The study's authors suggest that exercise lowers the risk for cerebrovascular disease by increasing blood flow to the brain; exercise may also enhance the brain's ability to build "functional reserves" against damage by building elasticity in synapses and decreasing the secretion of stress hormones that negatively impact brain tissue. Still, the authors note that like many observational studies, theirs has limitations. It's possible, for example "that exercise, in our study, was a proxy for other, unaccounted for lifestyle habits or environmental influences," says Ravaglia. People who are regularly active are "more likely to be more careful of their health, what they eat, smoking, alcohol, and so on, reducing their general risk of cardiovascular disease and atherosclerosis," he says.

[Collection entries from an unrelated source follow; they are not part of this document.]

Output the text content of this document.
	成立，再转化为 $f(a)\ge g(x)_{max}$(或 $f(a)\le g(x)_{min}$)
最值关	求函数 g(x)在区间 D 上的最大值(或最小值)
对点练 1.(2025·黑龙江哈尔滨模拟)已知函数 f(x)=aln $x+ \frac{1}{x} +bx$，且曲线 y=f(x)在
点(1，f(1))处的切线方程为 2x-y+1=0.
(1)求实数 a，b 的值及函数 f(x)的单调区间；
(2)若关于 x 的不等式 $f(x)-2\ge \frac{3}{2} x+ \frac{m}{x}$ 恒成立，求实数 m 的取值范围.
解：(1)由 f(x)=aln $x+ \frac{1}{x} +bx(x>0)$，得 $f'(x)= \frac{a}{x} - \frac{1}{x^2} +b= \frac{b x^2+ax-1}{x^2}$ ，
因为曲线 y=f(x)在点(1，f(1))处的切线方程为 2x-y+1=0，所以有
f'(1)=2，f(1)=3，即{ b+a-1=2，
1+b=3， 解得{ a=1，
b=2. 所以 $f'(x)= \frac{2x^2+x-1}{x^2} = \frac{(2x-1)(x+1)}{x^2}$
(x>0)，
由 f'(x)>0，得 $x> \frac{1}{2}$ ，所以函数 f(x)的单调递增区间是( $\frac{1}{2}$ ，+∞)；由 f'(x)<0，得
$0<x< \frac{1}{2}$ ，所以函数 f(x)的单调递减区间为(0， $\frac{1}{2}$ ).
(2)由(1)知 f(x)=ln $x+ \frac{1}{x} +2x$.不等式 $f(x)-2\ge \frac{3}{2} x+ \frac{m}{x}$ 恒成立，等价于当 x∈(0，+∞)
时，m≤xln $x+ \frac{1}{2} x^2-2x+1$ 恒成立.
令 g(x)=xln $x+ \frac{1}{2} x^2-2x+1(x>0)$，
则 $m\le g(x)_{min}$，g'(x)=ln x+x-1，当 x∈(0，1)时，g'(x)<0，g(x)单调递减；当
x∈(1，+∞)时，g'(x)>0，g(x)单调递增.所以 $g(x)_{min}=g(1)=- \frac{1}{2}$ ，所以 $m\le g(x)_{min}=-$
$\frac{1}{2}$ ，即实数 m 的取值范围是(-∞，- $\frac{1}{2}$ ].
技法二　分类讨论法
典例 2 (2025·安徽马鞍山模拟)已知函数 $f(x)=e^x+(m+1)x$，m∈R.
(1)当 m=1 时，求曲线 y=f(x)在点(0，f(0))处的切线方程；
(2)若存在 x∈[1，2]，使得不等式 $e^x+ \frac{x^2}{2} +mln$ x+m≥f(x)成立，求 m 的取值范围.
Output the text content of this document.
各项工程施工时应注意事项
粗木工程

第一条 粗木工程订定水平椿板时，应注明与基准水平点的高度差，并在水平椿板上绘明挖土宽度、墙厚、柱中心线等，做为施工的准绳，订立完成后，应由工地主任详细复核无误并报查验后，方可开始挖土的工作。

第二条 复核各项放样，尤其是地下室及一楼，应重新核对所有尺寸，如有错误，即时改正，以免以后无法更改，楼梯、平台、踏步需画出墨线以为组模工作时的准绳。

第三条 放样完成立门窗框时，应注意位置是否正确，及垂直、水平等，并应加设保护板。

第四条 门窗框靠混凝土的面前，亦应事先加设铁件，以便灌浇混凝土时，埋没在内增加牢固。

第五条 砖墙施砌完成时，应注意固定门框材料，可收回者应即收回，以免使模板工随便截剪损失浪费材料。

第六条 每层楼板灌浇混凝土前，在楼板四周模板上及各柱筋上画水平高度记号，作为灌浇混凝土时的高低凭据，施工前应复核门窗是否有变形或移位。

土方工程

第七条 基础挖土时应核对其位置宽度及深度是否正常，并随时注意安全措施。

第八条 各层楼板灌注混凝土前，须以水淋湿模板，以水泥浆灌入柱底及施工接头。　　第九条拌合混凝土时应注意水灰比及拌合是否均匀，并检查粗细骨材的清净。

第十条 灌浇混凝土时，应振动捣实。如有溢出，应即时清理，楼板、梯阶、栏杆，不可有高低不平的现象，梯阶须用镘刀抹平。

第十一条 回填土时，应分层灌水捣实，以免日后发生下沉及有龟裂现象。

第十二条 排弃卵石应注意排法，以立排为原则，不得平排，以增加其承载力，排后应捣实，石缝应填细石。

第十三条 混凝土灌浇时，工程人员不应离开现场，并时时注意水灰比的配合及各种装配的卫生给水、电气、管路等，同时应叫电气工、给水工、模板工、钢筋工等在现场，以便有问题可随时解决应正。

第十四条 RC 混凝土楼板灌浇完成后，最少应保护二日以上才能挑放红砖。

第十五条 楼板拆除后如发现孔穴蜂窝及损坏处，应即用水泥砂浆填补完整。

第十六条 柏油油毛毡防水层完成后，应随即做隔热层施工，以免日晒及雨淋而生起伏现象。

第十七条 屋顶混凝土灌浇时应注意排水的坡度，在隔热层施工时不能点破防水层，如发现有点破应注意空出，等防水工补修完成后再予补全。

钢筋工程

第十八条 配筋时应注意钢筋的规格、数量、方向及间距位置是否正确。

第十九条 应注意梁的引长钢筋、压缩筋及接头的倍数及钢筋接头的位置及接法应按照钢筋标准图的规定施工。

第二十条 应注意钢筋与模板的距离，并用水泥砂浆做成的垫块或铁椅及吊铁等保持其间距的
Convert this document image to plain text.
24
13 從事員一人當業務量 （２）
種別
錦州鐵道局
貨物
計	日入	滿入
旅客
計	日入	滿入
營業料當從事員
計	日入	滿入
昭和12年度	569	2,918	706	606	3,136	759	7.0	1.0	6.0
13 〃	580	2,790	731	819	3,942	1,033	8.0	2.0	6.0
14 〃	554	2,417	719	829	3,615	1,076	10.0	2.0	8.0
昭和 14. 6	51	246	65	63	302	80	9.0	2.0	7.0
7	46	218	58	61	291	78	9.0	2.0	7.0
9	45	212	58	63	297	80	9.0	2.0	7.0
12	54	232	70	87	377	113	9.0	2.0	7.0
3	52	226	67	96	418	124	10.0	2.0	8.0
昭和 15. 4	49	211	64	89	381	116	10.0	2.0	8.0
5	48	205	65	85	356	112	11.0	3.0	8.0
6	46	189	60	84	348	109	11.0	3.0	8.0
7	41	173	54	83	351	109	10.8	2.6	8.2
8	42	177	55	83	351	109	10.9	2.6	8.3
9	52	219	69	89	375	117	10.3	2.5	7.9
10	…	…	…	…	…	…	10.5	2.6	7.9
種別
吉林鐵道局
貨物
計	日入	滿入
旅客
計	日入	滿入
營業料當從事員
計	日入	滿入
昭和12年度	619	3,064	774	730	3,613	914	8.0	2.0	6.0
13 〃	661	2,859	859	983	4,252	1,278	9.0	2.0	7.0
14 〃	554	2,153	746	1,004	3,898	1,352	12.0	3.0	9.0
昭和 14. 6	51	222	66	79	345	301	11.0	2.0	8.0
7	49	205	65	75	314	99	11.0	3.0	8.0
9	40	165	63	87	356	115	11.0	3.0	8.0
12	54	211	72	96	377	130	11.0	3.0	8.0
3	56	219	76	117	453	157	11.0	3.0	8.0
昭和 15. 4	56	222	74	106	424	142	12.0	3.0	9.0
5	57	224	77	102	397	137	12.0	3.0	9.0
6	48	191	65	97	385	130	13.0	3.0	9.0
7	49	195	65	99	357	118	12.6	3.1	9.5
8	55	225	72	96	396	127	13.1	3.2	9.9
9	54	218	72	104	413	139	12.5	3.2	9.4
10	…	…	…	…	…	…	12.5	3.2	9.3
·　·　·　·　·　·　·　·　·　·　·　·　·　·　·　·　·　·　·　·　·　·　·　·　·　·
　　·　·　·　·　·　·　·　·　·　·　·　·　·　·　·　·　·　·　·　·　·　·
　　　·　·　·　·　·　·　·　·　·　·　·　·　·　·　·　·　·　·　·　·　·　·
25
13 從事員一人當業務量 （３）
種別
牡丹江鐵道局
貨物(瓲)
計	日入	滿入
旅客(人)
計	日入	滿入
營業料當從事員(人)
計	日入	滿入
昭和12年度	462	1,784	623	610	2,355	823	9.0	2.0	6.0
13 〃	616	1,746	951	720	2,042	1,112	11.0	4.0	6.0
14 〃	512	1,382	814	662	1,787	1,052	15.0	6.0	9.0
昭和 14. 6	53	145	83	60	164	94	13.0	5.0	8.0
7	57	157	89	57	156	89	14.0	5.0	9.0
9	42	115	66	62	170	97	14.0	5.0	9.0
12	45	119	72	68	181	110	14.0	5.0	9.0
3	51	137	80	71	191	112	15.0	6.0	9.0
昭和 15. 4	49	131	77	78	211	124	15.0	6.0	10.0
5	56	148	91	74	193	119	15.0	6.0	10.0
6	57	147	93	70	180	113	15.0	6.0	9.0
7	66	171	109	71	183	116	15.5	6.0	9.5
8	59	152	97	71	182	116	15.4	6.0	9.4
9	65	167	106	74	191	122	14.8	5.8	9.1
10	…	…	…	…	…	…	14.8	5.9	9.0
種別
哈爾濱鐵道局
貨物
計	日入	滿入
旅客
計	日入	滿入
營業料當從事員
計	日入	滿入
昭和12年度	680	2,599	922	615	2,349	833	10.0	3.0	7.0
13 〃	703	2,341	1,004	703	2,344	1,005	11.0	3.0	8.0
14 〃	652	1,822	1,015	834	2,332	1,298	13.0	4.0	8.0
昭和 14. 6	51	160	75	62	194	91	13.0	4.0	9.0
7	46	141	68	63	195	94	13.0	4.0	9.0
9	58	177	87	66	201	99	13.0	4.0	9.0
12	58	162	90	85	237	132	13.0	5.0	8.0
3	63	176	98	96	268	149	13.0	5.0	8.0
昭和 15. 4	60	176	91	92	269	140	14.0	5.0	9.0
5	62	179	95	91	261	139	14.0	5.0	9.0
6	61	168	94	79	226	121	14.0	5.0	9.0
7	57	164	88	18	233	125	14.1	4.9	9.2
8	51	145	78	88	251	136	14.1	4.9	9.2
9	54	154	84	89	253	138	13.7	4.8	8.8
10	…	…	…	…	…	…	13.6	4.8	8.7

Though the current study does not definitively show that exercise prevents dementia (as opposed to being a symptom of general well-being), researchers note that regular exercise boosts health in many other important ways, including weight control and prevention of coronary disease. "I think it's premature to specifically prescribe exercise to prevent dementia, but it's not premature to prescribe exercise to prevent heart disease," says Tan. "A lot of the things that have been proven to be good for the heart, now there's accumulating evidence that these work for the brain."